Simple generators should have `__len__` or `__length_hint__` when possible

Simple generators such as (x+10 for x in foo) or (0 for _ in range(100)) should offer __len__ and __length_hint__. To achieve that, these methods can in turn call foo.__len__() and foo.__length_hint__().

2 Likes

What’s the plan when the comprehension has a conditional (aka if part)?

3 Likes

By Laurie O via Discussions on Python.org at 04Sep2022 23:06:

What’s the plan when the comprehension has a conditional (aka if
part)?

Let’s ignore __len__. But __length_hint__ could legitimately return
len(foo) anyway, or alternatively raise NotImplemented which is
also defined by the spec.

Cheers,
Cameron Simpson cs@cskk.id.au

There have been many suggestions to add length to iterators (including generators). But there is a serious problem with that: the length of an iterator is not well-defined.

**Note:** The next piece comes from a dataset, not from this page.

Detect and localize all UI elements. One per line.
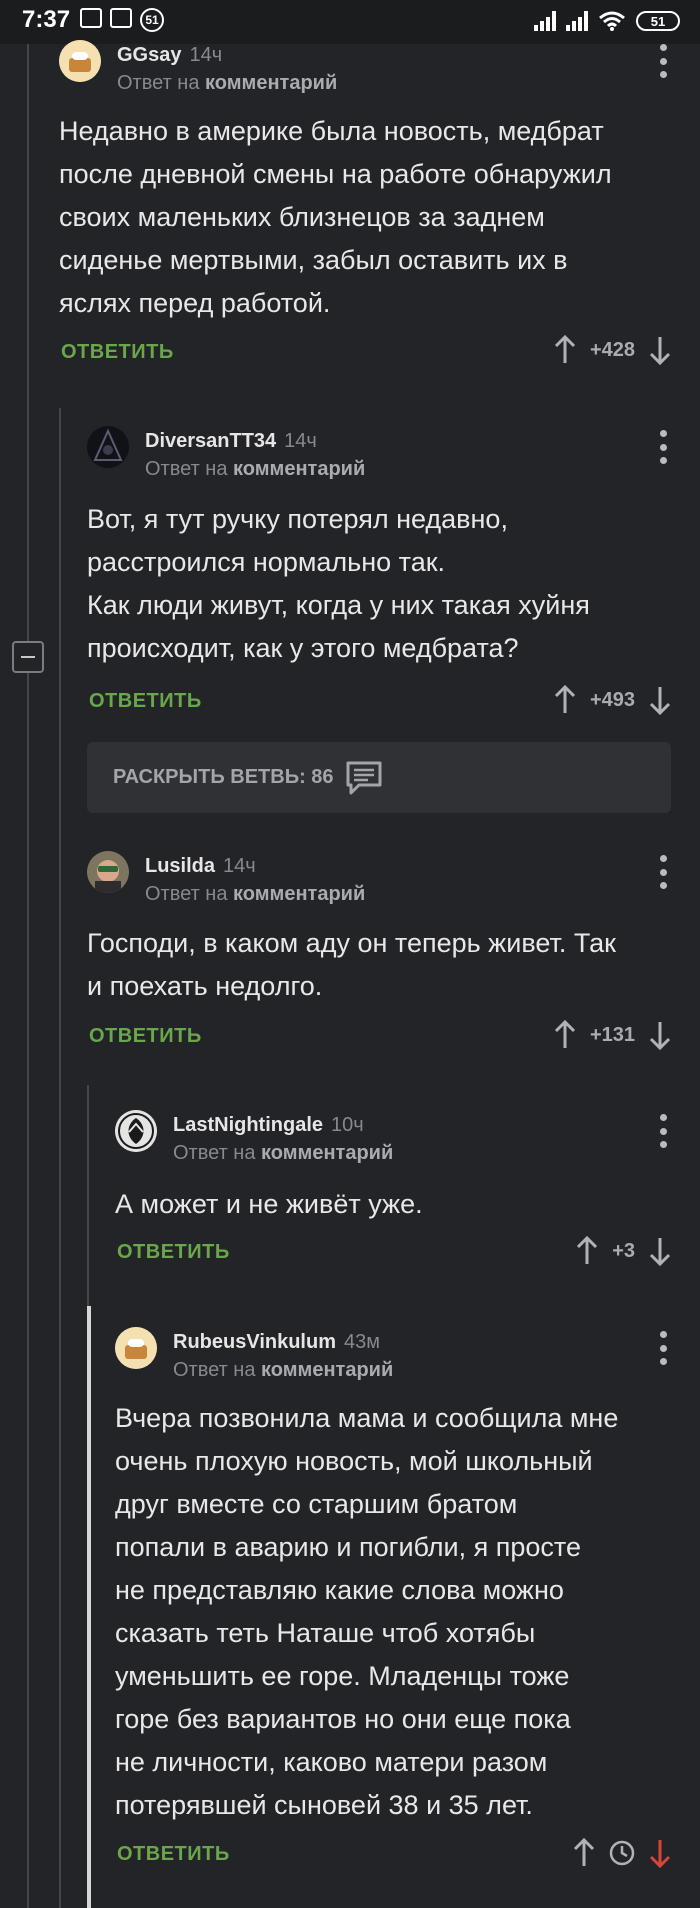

Here is a simple example. Let’s start with a list, L = [10, 20, 30, 40]. The length of L is well-defined, and obviously 4. So that’s fine.

Now let’s make an iterator. Either of these will do:

it = iter(L)
it = (x for x in L)

What’s the length of it? We want the invariants:

  1. The length of the iterator should be the same as the length of the list L.
  2. That means that the length of the iterator should be constant, unless we modify (add or remove items) the list L.
  3. If the length of the iterator is N, then for a in it should loop N times.

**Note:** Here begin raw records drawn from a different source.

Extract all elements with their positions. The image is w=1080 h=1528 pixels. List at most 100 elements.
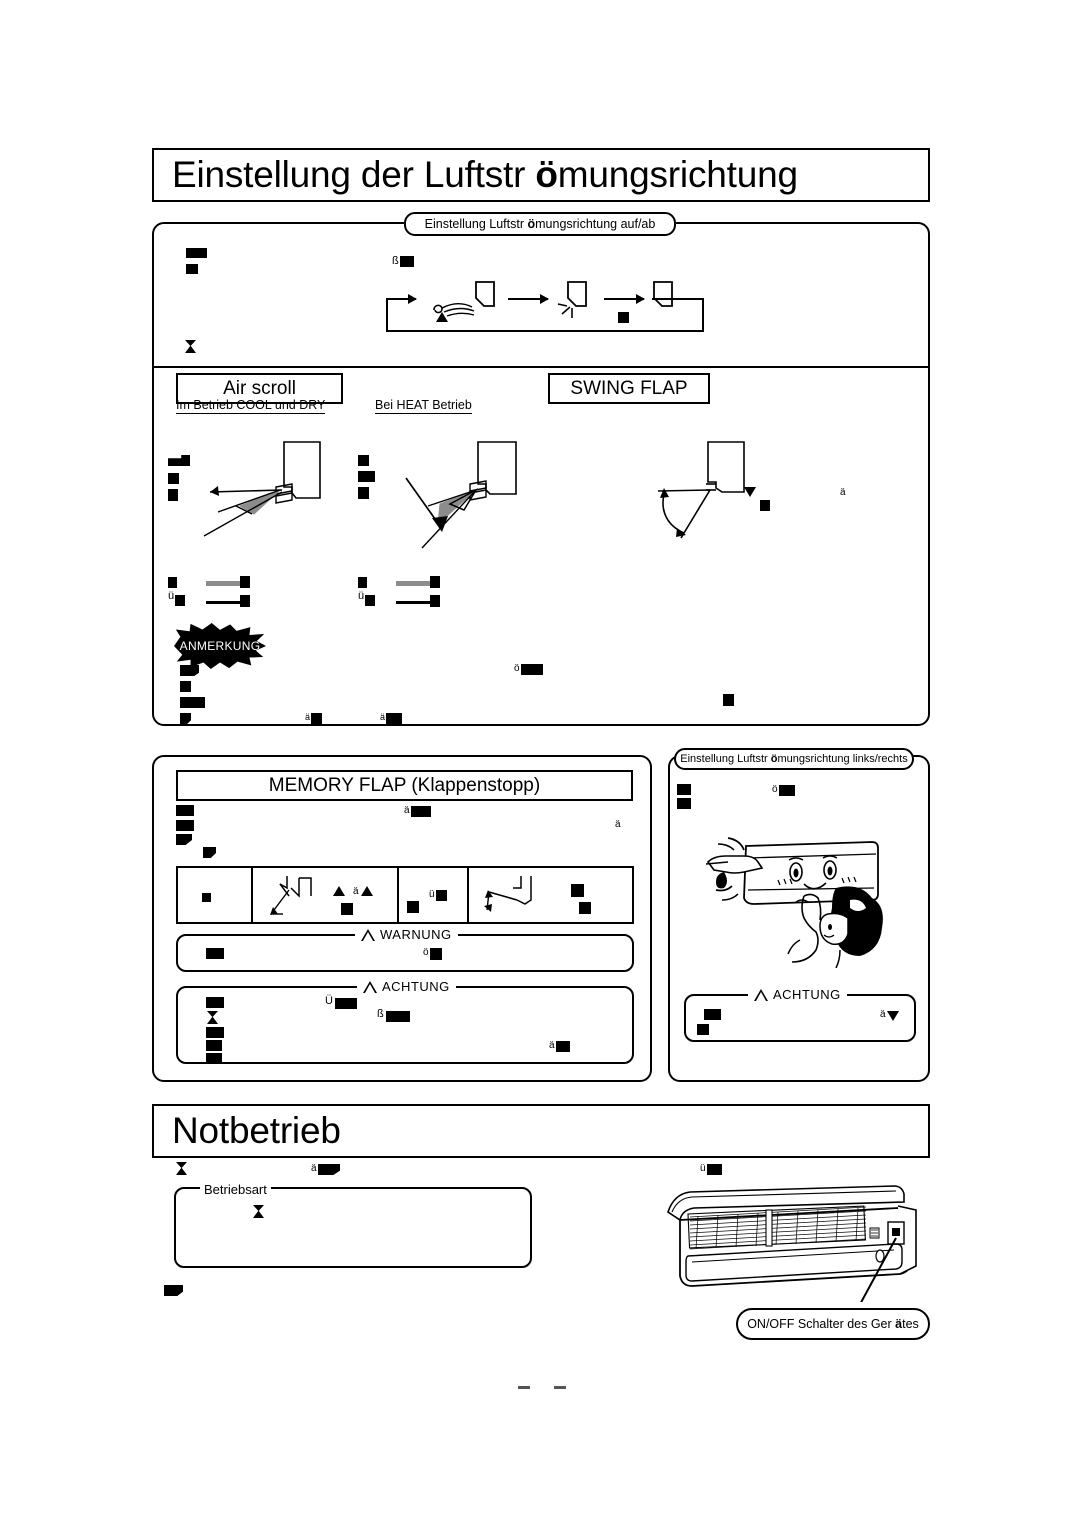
triangle-down-marker bbox=[887, 1011, 899, 1021]
redacted-block bbox=[723, 694, 734, 706]
cell-label-1 bbox=[178, 868, 253, 922]
legend-gray-swatch bbox=[396, 581, 430, 586]
redacted-block bbox=[240, 576, 250, 588]
redacted-block bbox=[677, 784, 691, 795]
cell-diagram-2 bbox=[469, 868, 632, 922]
caption-swing-flap: SWING FLAP bbox=[548, 373, 710, 404]
redacted-block bbox=[365, 595, 375, 606]
redacted-block bbox=[579, 902, 591, 914]
legend-black-swatch bbox=[206, 601, 240, 604]
notice-warnung-label: WARNUNG bbox=[380, 927, 452, 942]
panel-caption-leftright: Einstellung Luftstr ö mungsrichtung links… bbox=[674, 748, 914, 770]
redacted-glyph bbox=[176, 1162, 187, 1175]
glyph-a-umlaut: ä bbox=[353, 886, 359, 897]
caption-memory-flap: MEMORY FLAP (Klappenstopp) bbox=[176, 770, 633, 801]
section-title-airflow: Einstellung der Luftstr ömungsrichtung bbox=[152, 148, 930, 202]
glyph-eszett: ß bbox=[377, 1008, 384, 1020]
glyph-u-umlaut: ü bbox=[429, 889, 435, 900]
glyph-a-umlaut: ä bbox=[311, 1163, 317, 1174]
redacted-block bbox=[240, 595, 250, 607]
glyph-a-umlaut: ä bbox=[615, 819, 621, 830]
redacted-block bbox=[206, 1027, 224, 1038]
redacted-block bbox=[318, 1164, 340, 1175]
panel-caption-updown: Einstellung Luftstr ö mungsrichtung auf/a… bbox=[404, 212, 676, 236]
glyph-u-umlaut: ü bbox=[168, 590, 175, 602]
redacted-block bbox=[168, 577, 177, 588]
redacted-block bbox=[206, 1053, 222, 1063]
airflow-cycle-diagram bbox=[386, 276, 706, 332]
redacted-block bbox=[707, 1164, 722, 1175]
redacted-block bbox=[180, 665, 199, 676]
redacted-block bbox=[180, 681, 191, 692]
notice-warnung-caption: WARNUNG bbox=[355, 927, 458, 942]
warning-triangle-icon bbox=[754, 988, 768, 1001]
subhead-cool-dry: Im Betrieb COOL und DRY bbox=[176, 398, 326, 414]
section-title-airflow-text: Einstellung der Luftstr ömungsrichtung bbox=[172, 154, 798, 195]
note-badge-label: ANMERKUNG bbox=[179, 639, 261, 653]
warning-triangle-icon bbox=[363, 980, 377, 993]
mode-box-label: Betriebsart bbox=[200, 1182, 271, 1197]
redacted-block bbox=[407, 901, 419, 913]
redacted-block bbox=[206, 997, 224, 1008]
redacted-block bbox=[206, 1040, 222, 1051]
glyph-a-umlaut: ä bbox=[549, 1040, 555, 1051]
redacted-block bbox=[186, 248, 207, 258]
redacted-block bbox=[175, 595, 185, 606]
glyph-o-umlaut: ö bbox=[514, 663, 520, 674]
glyph-eszett: ß bbox=[392, 255, 399, 267]
redacted-block bbox=[386, 1011, 410, 1022]
flap-angle-up-icon bbox=[270, 876, 312, 915]
redacted-block bbox=[164, 1285, 183, 1296]
section-title-emergency-text: Notbetrieb bbox=[172, 1110, 341, 1151]
redacted-block bbox=[697, 1024, 709, 1035]
flap-with-rays-icon bbox=[557, 281, 587, 318]
redacted-block bbox=[358, 455, 369, 466]
redacted-block bbox=[180, 697, 205, 708]
redacted-block bbox=[335, 998, 357, 1009]
glyph-a-umlaut: ä bbox=[840, 487, 846, 498]
glyph-o-umlaut: ö bbox=[772, 784, 778, 795]
arrow-icon bbox=[388, 294, 417, 304]
glyph-u-umlaut: ü bbox=[358, 590, 365, 602]
arrow-icon bbox=[604, 294, 645, 304]
redacted-block bbox=[677, 798, 691, 809]
redacted-block bbox=[430, 948, 442, 960]
redacted-block bbox=[386, 713, 402, 724]
triangle-up-marker bbox=[361, 886, 373, 896]
notice-achtung-memory-caption: ACHTUNG bbox=[357, 979, 456, 994]
redacted-block bbox=[358, 577, 367, 588]
glyph-o-umlaut: ö bbox=[423, 947, 429, 958]
page-mark bbox=[554, 1386, 566, 1389]
hand-adjusting-louver-illustration bbox=[705, 837, 883, 968]
redacted-block bbox=[521, 664, 543, 675]
notice-achtung-memory bbox=[176, 986, 634, 1064]
memory-flap-cell-strip: ä ü bbox=[176, 866, 634, 924]
notice-achtung-leftright-label: ACHTUNG bbox=[773, 987, 841, 1002]
cell-diagram-1: ä bbox=[253, 868, 399, 922]
redacted-block bbox=[358, 487, 369, 499]
glyph-u-umlaut: ü bbox=[700, 1163, 706, 1174]
redacted-block bbox=[779, 785, 795, 796]
redacted-block bbox=[168, 489, 178, 501]
redacted-block bbox=[760, 500, 770, 511]
glyph-a-umlaut: ä bbox=[305, 712, 311, 722]
notice-achtung-memory-label: ACHTUNG bbox=[382, 979, 450, 994]
panel-divider bbox=[154, 366, 928, 368]
cell-label-2: ü bbox=[399, 868, 469, 922]
redacted-block bbox=[704, 1009, 721, 1020]
redacted-block bbox=[571, 884, 584, 897]
triangle-up-marker bbox=[333, 886, 345, 896]
redacted-block bbox=[556, 1041, 570, 1052]
notice-achtung-leftright-caption: ACHTUNG bbox=[748, 987, 847, 1002]
cool-dry-airflow-illustration bbox=[203, 441, 321, 537]
flap-angle-flat-icon bbox=[484, 876, 532, 912]
glyph-a-umlaut: ä bbox=[380, 712, 386, 722]
manual-page: Einstellung der Luftstr ömungsrichtung E… bbox=[0, 0, 1080, 1528]
redacted-block bbox=[176, 805, 194, 816]
glyph-U-umlaut: Ü bbox=[325, 995, 333, 1007]
glyph-a-umlaut: ä bbox=[880, 1009, 886, 1020]
redacted-block bbox=[206, 948, 224, 959]
subhead-heat: Bei HEAT Betrieb bbox=[375, 398, 472, 414]
redacted-block bbox=[430, 595, 440, 607]
redacted-block bbox=[186, 264, 198, 274]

Another way of stating 3 is that if you call list(it), the length of the new list should be N, which of course is the length of the original list L.

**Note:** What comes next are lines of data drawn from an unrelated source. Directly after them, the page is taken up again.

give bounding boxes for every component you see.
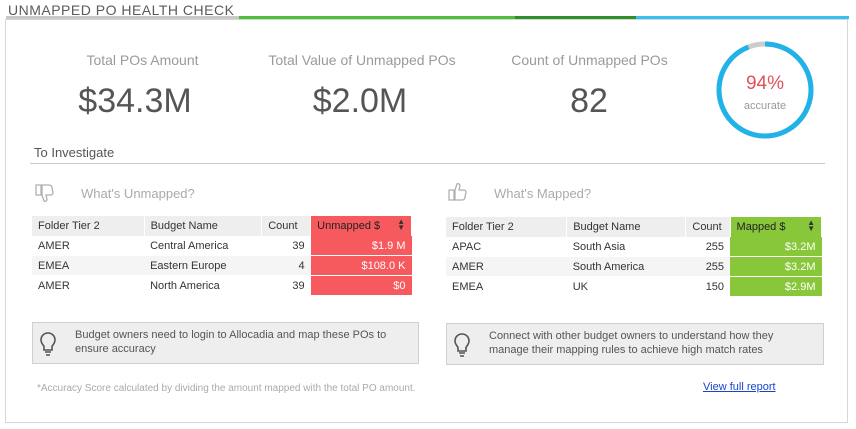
cell-count: 255	[685, 237, 731, 257]
kpi-unmapped-value: $2.0M	[312, 82, 408, 120]
thumbs-up-icon	[447, 181, 469, 203]
thumbs-down-icon	[34, 182, 56, 204]
sort-icon[interactable]: ▲ ▼	[397, 218, 405, 232]
kpi-unmapped-count: 82	[570, 82, 608, 120]
section-title-investigate: To Investigate	[34, 145, 115, 160]
unmapped-table: Folder Tier 2 Budget Name Count Unmapped…	[32, 216, 412, 296]
cell-count: 39	[261, 236, 311, 256]
accuracy-label: accurate	[743, 100, 787, 112]
cell-amount: $1.9 M	[310, 236, 412, 256]
cell-count: 150	[685, 276, 731, 297]
accuracy-percent: 94%	[745, 73, 785, 94]
cell-budget: North America	[144, 275, 262, 296]
table-row[interactable]: EMEA Eastern Europe 4 $108.0 K	[32, 255, 412, 276]
cell-budget: South Asia	[566, 237, 686, 257]
cell-amount: $0	[310, 275, 412, 296]
table-row[interactable]: APAC South Asia 255 $3.2M	[446, 237, 822, 257]
table-row[interactable]: AMER North America 39 $0	[32, 275, 412, 296]
cell-amount: $3.2M	[730, 256, 822, 277]
mapped-table-header: Folder Tier 2 Budget Name Count Mapped $…	[446, 217, 823, 237]
kpi-unmapped-value-label: Total Value of Unmapped POs	[268, 52, 456, 68]
cell-tier: AMER	[446, 256, 567, 277]
col-count[interactable]: Count	[685, 217, 731, 237]
cell-budget: Eastern Europe	[144, 255, 262, 276]
col-folder-tier[interactable]: Folder Tier 2	[446, 217, 568, 237]
unmapped-tip: Budget owners need to login to Allocadia…	[32, 322, 419, 364]
table-row[interactable]: AMER South America 255 $3.2M	[446, 256, 822, 277]
mapped-tip-text: Connect with other budget owners to unde…	[489, 330, 774, 356]
cell-tier: APAC	[446, 237, 567, 257]
cell-count: 4	[261, 255, 311, 276]
cell-count: 39	[261, 275, 311, 296]
accuracy-footnote: *Accuracy Score calculated by dividing t…	[37, 383, 416, 394]
col-mapped-amount-label: Mapped $	[736, 221, 786, 233]
cell-budget: Central America	[144, 236, 262, 256]
col-folder-tier[interactable]: Folder Tier 2	[32, 216, 145, 236]
cell-tier: AMER	[32, 275, 145, 296]
cell-tier: EMEA	[446, 276, 567, 297]
sort-icon[interactable]: ▲ ▼	[807, 219, 815, 233]
col-count[interactable]: Count	[261, 216, 312, 236]
cell-tier: EMEA	[32, 255, 145, 276]
col-budget-name[interactable]: Budget Name	[144, 216, 263, 236]
kpi-unmapped-count-label: Count of Unmapped POs	[511, 52, 668, 68]
view-full-report-link[interactable]: View full report	[703, 381, 776, 393]
mapped-tip: Connect with other budget owners to unde…	[446, 323, 824, 365]
cell-budget: South America	[566, 256, 686, 277]
lightbulb-icon	[454, 333, 470, 357]
cell-amount: $2.9M	[730, 276, 822, 297]
table-row[interactable]: AMER Central America 39 $1.9 M	[32, 236, 412, 256]
col-unmapped-amount-label: Unmapped $	[317, 220, 381, 232]
col-unmapped-amount[interactable]: Unmapped $ ▲ ▼	[310, 216, 412, 236]
col-budget-name[interactable]: Budget Name	[566, 217, 687, 237]
unmapped-table-header: Folder Tier 2 Budget Name Count Unmapped…	[32, 216, 412, 236]
col-mapped-amount[interactable]: Mapped $ ▲ ▼	[730, 217, 823, 237]
accuracy-gauge: 94% accurate	[714, 39, 816, 141]
cell-tier: AMER	[32, 236, 145, 256]
kpi-total-label: Total POs Amount	[86, 52, 199, 68]
kpi-total-value: $34.3M	[78, 82, 192, 120]
lightbulb-icon	[40, 332, 56, 356]
mapped-table: Folder Tier 2 Budget Name Count Mapped $…	[446, 217, 823, 297]
unmapped-tip-text: Budget owners need to login to Allocadia…	[75, 329, 387, 355]
section-divider	[30, 163, 825, 164]
cell-count: 255	[685, 256, 731, 277]
unmapped-heading: What's Unmapped?	[81, 186, 195, 201]
cell-amount: $108.0 K	[310, 255, 412, 276]
cell-amount: $3.2M	[730, 237, 822, 257]
mapped-heading: What's Mapped?	[494, 186, 592, 201]
table-row[interactable]: EMEA UK 150 $2.9M	[446, 276, 822, 297]
cell-budget: UK	[566, 276, 686, 297]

Those 3 invariants are very simple. Unfortunately they are impossible. Consider:

L = [10, 20, 30, 40]
it = iter(L)
next(it); next(it); next(it)
assert len(L) == 4  # the list L has not changed
print(len(it))
assert list(it) == [40]

What would you expect to be printed?

If it prints “1”, that breaks invariant number 1 and 2, but keeps invariant number 3. It also requires the iterator object to keep track of how many values it has yielded.

If it prints “4”, that keeps invariant number 1 and 2, but breaks invariant 3.

Either way, whichever answer you give, some of the invariants will be broken, and len(it) will behave weirdly and confusingly, and upset people.

L = [10, 20, 30, 40]
it = iter(L)
next(it); next(it); next(it)

# Option 1:
assert len(it) == len(L)  # Passes.
assert len(it) == len(list(it))  # Fails.

# Option 2:
assert len(it) == len(L)  # Fails.
assert len(it) == len(list(it))  # Passes.

Iterators with a length are fundamentally broken.

I feel like the biggest problem here is deciding whether whether __len__ or __len_hint__ should measure the total length of a generator at creation time regardless of how many times next() has been called or whether it should measure steps needed to exhaust it, effectively being equivalent to sum(1 for _ in itertools.tee(generator)). From a commonplace intuition standpoint both appear equally valid to me, and that can raise some confusion.

I do not understand why you are considering the points 1. and 2. They do not make sense for len(). They only make sense with a freshly created iterator before we start to consume it.

I think that if len() has to be implemented for iterators then only the point 3. should be considered.